When I took up yet another simple project, I decided it would be my last because I couldn’t see any point in wasting more time. I made a design that I felt was adequate for the project and submitted it in. It was rejected. Yet again. So, I decided that the time to quit had come, I was obviously not cut out for this job, but held back on telling anyone for two days.


STAGE 5: Understanding

Sometimes you can’t immediately see what’s going on, sometimes you have to sleep on it. On the third day, I asked Allah for guidance. I asked Him to show me how I could best do the task at hand without feeling anything. I didn’t want to feel happiness for success, nor sadness for rejection. I just wanted to give the best possible work so that the deen would benefit, His deen, not a person or any institute.


I can honestly look back on the work I did that day and say it was really original, something I had never tried before, completely different from what I had first made, fun to do and in the end I was happy with the work as well. So, what happened, you ask? It was approved.


SubhaanAllah, I couldn’t believe it, but I finally realized what I had been doing wrong for the last many months. My intention was incorrect, not my work. My focus on the end result, and the recognition gained when my work would be accepted, had blind sighted me from the real purpose.


After this project, I got the Aathaar magazine and though there was a lot of work to do, the process became so easy because of the tarbiyyah of the past many months I had been through. So, when a page design was rejected, I would simply go ahead and make another without any strong feelings attached to it. The mindset was professional and the focus was on getting the work done at the earliest, in the best way.


The cover page was especially challenging, with my initial design not translating well to others. I struggled for two weeks on coming up with an alternative but when nothing worked I decided to hand over the task to someone else because I didn’t want to delay the publishing process. The work shouldn’t stop after all, but alhamdulillah, my brother saw me one day struggling on the computer and was able to supply me with the perfect images to use.

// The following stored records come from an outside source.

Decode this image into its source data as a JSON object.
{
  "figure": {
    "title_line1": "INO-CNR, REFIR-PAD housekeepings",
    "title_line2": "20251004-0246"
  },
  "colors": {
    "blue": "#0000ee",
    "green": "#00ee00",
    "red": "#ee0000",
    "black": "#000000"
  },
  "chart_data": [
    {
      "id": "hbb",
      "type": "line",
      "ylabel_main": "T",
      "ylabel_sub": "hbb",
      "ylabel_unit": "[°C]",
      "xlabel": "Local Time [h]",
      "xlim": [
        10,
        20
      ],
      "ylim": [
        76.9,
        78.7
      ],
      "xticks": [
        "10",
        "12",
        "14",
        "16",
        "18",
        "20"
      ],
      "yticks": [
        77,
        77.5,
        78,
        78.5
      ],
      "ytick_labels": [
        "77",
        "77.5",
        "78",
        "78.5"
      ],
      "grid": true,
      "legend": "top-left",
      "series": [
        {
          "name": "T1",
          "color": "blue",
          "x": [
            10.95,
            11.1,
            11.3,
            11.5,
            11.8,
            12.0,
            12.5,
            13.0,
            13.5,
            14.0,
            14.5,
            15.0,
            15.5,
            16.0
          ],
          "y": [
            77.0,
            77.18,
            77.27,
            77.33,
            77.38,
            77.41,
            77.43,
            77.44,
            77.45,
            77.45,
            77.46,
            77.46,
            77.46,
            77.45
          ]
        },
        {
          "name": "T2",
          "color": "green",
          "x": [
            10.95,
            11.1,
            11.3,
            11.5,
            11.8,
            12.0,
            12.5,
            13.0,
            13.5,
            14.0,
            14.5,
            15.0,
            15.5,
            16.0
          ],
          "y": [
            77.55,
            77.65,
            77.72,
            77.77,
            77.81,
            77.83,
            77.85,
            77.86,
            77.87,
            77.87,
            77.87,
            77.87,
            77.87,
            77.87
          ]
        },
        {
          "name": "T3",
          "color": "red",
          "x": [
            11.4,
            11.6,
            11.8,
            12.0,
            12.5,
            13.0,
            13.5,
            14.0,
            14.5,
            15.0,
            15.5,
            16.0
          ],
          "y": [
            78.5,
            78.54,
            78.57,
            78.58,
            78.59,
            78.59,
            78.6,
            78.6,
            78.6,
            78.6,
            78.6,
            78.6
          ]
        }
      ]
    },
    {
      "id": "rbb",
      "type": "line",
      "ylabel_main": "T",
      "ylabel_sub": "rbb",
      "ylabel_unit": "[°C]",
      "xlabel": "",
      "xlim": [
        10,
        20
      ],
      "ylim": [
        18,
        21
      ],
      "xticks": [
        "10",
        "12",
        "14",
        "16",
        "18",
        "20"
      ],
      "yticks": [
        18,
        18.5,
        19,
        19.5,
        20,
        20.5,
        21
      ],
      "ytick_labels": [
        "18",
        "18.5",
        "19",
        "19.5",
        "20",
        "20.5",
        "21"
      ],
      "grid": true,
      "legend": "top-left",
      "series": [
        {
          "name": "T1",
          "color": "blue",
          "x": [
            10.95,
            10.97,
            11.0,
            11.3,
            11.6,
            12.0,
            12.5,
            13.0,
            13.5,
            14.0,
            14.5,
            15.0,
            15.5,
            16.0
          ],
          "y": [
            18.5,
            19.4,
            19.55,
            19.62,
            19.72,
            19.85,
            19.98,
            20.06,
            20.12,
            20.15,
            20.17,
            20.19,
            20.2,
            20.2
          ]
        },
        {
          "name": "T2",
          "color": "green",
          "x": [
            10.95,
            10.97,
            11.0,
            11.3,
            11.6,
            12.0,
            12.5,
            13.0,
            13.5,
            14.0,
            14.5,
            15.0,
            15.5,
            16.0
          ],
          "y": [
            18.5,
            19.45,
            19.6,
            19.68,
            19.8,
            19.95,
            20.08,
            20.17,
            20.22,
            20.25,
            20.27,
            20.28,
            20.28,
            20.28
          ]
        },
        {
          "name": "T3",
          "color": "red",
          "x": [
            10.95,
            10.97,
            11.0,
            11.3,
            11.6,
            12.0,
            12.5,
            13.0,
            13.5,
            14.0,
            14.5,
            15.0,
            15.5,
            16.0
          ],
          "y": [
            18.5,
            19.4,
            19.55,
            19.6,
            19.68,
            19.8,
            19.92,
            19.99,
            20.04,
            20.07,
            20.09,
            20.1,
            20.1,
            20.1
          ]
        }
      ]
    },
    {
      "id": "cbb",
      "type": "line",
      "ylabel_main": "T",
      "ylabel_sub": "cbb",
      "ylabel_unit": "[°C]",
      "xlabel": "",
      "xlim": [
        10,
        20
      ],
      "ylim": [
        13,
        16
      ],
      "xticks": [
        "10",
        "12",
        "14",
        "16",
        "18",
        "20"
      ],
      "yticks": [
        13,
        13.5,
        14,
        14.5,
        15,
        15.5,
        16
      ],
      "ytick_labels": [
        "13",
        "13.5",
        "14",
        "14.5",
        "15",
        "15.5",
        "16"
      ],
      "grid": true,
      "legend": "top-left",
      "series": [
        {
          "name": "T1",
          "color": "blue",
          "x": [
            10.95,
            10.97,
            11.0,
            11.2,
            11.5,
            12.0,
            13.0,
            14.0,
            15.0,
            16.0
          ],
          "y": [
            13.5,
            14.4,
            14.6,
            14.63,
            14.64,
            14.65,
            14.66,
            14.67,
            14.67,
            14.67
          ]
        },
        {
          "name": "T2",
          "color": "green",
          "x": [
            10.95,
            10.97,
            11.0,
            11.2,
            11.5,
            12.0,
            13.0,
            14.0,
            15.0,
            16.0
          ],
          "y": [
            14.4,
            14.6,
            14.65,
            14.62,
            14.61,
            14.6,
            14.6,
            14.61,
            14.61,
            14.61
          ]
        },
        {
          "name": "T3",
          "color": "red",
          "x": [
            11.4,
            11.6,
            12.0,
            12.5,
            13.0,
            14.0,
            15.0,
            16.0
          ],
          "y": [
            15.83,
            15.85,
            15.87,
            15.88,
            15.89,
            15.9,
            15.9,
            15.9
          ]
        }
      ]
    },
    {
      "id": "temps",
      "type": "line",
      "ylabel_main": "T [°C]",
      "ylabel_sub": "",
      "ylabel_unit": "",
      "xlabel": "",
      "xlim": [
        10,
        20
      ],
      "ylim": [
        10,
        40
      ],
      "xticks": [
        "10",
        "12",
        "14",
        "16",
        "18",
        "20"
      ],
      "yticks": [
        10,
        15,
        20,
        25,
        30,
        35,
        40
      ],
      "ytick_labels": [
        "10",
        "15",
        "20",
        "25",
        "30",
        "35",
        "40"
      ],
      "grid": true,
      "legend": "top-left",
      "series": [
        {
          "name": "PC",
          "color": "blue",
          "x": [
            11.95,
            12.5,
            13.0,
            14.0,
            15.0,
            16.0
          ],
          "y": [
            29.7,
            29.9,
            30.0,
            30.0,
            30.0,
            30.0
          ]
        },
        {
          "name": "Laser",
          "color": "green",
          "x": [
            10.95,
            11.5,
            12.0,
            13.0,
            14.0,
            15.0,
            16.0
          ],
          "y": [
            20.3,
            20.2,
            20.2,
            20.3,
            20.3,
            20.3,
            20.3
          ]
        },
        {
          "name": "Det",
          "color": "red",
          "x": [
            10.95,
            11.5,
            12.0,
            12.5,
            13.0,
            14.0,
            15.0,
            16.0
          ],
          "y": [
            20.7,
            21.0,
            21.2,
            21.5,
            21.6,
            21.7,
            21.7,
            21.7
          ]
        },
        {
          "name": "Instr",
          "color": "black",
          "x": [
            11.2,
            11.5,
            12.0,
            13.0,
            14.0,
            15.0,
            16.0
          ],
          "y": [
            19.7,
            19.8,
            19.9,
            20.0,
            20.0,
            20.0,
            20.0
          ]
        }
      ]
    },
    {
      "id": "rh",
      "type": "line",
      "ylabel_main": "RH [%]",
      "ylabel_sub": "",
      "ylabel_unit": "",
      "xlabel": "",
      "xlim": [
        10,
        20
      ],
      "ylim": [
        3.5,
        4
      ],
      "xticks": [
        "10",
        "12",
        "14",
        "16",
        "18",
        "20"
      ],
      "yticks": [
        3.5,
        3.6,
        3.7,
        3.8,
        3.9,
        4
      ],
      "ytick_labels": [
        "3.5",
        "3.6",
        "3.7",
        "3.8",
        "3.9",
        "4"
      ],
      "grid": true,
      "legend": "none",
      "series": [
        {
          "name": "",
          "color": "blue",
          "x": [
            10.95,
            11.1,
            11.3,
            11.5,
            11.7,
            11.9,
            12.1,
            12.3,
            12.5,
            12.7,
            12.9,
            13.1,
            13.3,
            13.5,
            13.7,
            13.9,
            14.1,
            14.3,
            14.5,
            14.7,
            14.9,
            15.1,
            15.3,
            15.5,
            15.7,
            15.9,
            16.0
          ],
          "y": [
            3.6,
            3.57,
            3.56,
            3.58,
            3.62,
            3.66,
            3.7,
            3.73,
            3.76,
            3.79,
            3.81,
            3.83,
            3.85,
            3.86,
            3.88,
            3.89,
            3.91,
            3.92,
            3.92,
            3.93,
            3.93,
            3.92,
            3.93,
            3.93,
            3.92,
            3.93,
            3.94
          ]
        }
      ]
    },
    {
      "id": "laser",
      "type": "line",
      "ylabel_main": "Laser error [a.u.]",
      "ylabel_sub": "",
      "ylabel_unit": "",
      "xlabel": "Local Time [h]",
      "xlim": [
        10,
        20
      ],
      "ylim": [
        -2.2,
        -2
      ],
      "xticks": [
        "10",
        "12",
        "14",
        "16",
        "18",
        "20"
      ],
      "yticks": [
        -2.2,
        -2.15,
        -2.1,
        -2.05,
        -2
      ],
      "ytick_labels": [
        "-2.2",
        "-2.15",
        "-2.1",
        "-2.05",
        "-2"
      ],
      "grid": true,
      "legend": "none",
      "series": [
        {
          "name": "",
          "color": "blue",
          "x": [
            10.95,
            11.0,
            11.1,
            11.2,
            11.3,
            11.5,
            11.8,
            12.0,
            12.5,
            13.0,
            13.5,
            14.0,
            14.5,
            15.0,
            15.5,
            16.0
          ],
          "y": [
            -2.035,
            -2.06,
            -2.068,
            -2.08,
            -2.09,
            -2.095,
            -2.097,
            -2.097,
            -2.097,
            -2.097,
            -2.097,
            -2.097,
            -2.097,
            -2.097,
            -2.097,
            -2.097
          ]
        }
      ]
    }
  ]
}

When our teacher was approving the cover design, the team members there were happily congratulating each other on a job well done, because the cover page was the final step in our whole magazine process to get approval. At that moment, my teacher looked directly at me and said: “Do you see how far you’ve come?”


SubhaanAllah. So when I hold the Aathaar magazine in my hand and look it, I know it took about four months of work, but for me, it took closer to four years to get to this point, Alhamdulillah, I really do see how far I’ve come. Quite a few ups and downs and whole lot of experiences and lessons I had gained along the way.


Now, I’m back to STAGE 1: Disbelief.